II Les légitimités égarées
La légitimité est ce qui permet aux peuples et aux individus d’accepter, sans contrainte excessive, l’autorité d’une institution, personnifiée par des hommes et considérée comme porteuse de valeurs partagées(p.107).Aucune n’est immuable. Il arrive un moment où elle n’opère plus.
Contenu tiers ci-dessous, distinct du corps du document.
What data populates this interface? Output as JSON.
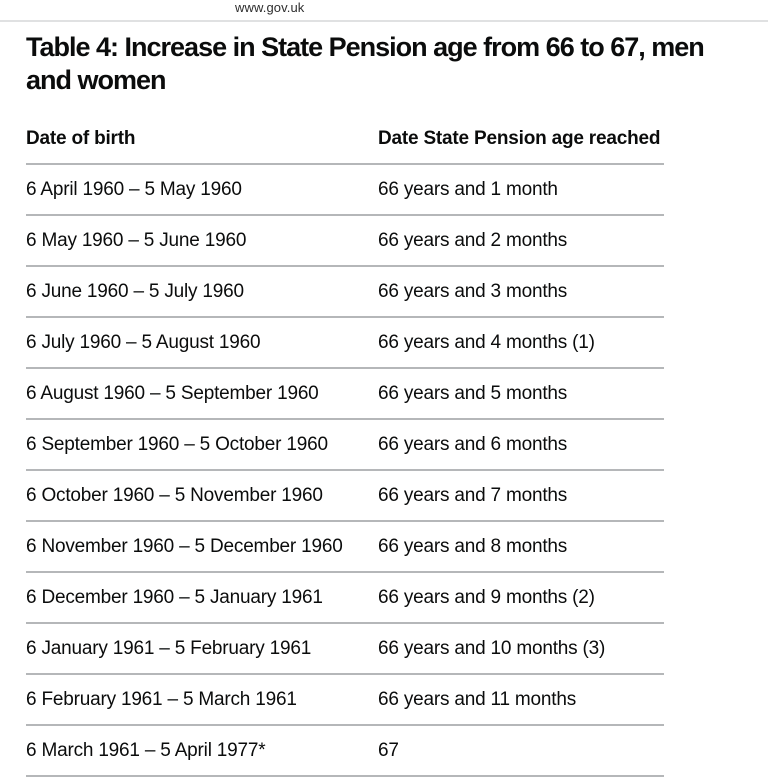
{
  "site": {
    "url_label": "www.gov.uk"
  },
  "heading": {
    "text": "Table 4: Increase in State Pension age from 66 to 67, men and women",
    "line1": "Table 4: Increase in State Pension age from 66 to 67, men",
    "line2": "and women"
  },
  "table": {
    "columns": [
      "Date of birth",
      "Date State Pension age reached"
    ],
    "rows": [
      {
        "dob": "6 April 1960 – 5 May 1960",
        "age": "66 years and 1 month"
      },
      {
        "dob": "6 May 1960 – 5 June 1960",
        "age": "66 years and 2 months"
      },
      {
        "dob": "6 June 1960 – 5 July 1960",
        "age": "66 years and 3 months"
      },
      {
        "dob": "6 July 1960 – 5 August 1960",
        "age": "66 years and 4 months (1)"
      },
      {
        "dob": "6 August 1960 – 5 September 1960",
        "age": "66 years and 5 months"
      },
      {
        "dob": "6 September 1960 – 5 October 1960",
        "age": "66 years and 6 months"
      },
      {
        "dob": "6 October 1960 – 5 November 1960",
        "age": "66 years and 7 months"
      },
      {
        "dob": "6 November 1960 – 5 December 1960",
        "age": "66 years and 8 months"
      },
      {
        "dob": "6 December 1960 – 5 January 1961",
        "age": "66 years and 9 months (2)"
      },
      {
        "dob": "6 January 1961 – 5 February 1961",
        "age": "66 years and 10 months (3)"
      },
      {
        "dob": "6 February 1961 – 5 March 1961",
        "age": "66 years and 11 months"
      },
      {
        "dob": "6 March 1961 – 5 April 1977*",
        "age": "67"
      }
    ]
  },
  "colors": {
    "text": "#0b0c0c",
    "row_border": "#b5b7b9",
    "top_rule": "#e0e1e2"
  }
}
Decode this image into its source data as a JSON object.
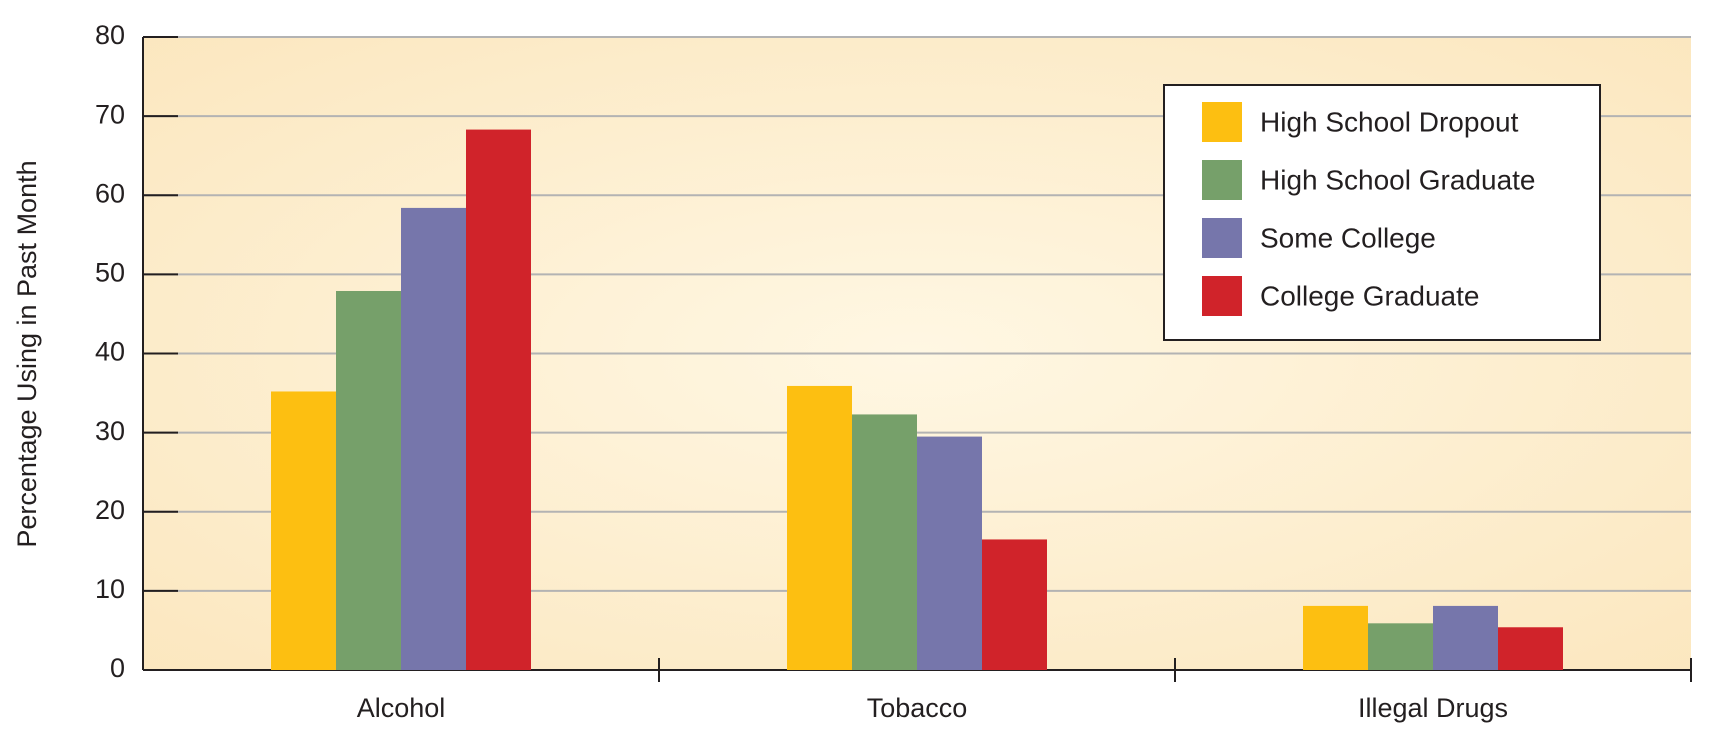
{
  "chart_data": {
    "type": "bar",
    "title": "",
    "xlabel": "",
    "ylabel": "Percentage Using in Past Month",
    "ylim": [
      0,
      80
    ],
    "yticks": [
      0,
      10,
      20,
      30,
      40,
      50,
      60,
      70,
      80
    ],
    "grid": true,
    "legend_position": "top-right",
    "categories": [
      "Alcohol",
      "Tobacco",
      "Illegal Drugs"
    ],
    "series": [
      {
        "name": "High School Dropout",
        "color": "#fdbf11",
        "values": [
          35.2,
          35.9,
          8.1
        ]
      },
      {
        "name": "High School Graduate",
        "color": "#76a06a",
        "values": [
          47.9,
          32.3,
          5.9
        ]
      },
      {
        "name": "Some College",
        "color": "#7676ab",
        "values": [
          58.4,
          29.5,
          8.1
        ]
      },
      {
        "name": "College Graduate",
        "color": "#d0232a",
        "values": [
          68.3,
          16.5,
          5.4
        ]
      }
    ],
    "colors": {
      "plot_background": "#fdefd0",
      "gridline": "#b3b3b3",
      "axis": "#231f20"
    }
  }
}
C’est alors qu’un pouvoir remplace l’autre, et qu’une légitimité neuve se substitue à celle qui s’est déconsidérée.
 Pour toute société humaine, l’absence de légitimité est une forme d’apesanteur qui dérègle tous les comportements et peut dériver vers la violence meurtrière, la tyrannie et le chaos.A l’ère de la globalisation, l’effritement de la légitimité dans le monde arabe* a des conséquences sur toute la planète (p.188). Or, c’est de là que sont issus les hommes qui commettent les pires actes de violence (p.108/109).
* Ces Etats ont les gouvernements qui ne sont ni les gagnants d’un scrutin honnête, ni les héritiers d’une dynastie respectée, ni les continuateurs d’une révolution réussie, ni les artisans d’un miracle économique. Et qui se trouvent, directement ou indirectement,sous la tutelle des Etats-Unisqui n’ont pas plus de légitimité.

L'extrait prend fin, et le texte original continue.